Mapping the Industrial 'Hum' in the U.S.
The harmonic tonal noise map being developed can pinpoint where certain types of industrial activity are prominent
Credit: Jerry and Pat Donaho / Flickr
Using a dense sensor network that scanned the United States between 2003 and 2014, researchers have identified areas within the country marked by a persistent seismic signal caused by industrial processes.

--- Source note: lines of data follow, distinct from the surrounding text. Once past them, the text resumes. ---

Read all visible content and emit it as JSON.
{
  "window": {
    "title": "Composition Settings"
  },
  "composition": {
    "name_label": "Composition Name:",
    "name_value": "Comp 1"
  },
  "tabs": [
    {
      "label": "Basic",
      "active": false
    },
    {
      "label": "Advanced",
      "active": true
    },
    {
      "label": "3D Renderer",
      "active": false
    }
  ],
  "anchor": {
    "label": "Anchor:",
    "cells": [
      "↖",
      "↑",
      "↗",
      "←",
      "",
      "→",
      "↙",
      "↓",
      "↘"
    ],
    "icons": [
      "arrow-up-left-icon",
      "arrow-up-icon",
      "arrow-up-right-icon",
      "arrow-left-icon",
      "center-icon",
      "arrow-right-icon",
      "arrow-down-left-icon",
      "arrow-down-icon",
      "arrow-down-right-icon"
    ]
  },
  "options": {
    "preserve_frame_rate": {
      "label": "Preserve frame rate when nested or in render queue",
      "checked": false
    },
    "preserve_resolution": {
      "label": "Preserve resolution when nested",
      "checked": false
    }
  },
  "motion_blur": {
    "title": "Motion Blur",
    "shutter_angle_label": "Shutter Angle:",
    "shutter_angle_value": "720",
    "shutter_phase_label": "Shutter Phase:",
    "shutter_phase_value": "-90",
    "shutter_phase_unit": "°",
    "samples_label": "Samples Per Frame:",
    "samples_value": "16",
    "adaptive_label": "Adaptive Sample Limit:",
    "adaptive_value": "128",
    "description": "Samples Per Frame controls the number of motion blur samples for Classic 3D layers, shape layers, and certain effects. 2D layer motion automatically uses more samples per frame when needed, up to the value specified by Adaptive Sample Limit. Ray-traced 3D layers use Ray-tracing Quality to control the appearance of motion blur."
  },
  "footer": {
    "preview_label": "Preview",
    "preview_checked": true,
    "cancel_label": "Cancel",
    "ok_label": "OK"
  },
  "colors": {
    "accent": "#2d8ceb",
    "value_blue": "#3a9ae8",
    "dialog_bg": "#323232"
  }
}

At the 2019 SSA Annual Meeting, Omar Marcillo of Los Alamos National Laboratory said that he and his colleagues are developing a map of this harmonic tonal noise or “industrial hum.” The harmonic tonal noise map that Marcillo and colleagues are developing can pinpoint where certain types of industrial activity are prominent.
Marcillo and his colleagues first noted the industrial signals in acoustic data they were collecting from infrasound experiments to study the global propagation of noise from phenomena like ocean storms. They realized that part of the infrasound signal they were detecting was coming from wind farms tens of kilometers away from the detectors.
They realized that the wind farms should send a seismic signal through the ground as well, and began searching for these signals in seismic data collected across the U.S. by the Transportable Array, a mobile network of 400 high-quality broadband seismographs that has been moved east to west across the U.S.
The characteristic signals are produced by large industrial machinery like the wind farm turbines, turbines in places like the Hoover Dam, and large water pumping stations in Washington State and California, Marcillo explained.
“We realized that the same processes that happen in a big wind farm, you would see in big pumps, anything that has rotating parts, hydroturbines or blowers, anything that moves very harmonically and creates these tonal signatures,” he said. “We are looking at big machines, we are not talking about something like the air conditioner in a house.”
Marcillo said the map could help researchers learn more about where these industrial signals might interfere with other seismic data collection efforts. Scientists building massive and hypersensitive instrumentation such as particle colliders might also benefit from knowing about nearby sources of industrial hum.
Marcillo noted that many researchers, including himself, have sought to erase instead of enhance these kinds of industrial signals in their work. “Some of the techniques we have to study earthquakes, for instance, try to get rid of all these features because they are noise,” he said. “But one person’s noise is another person’s signal.”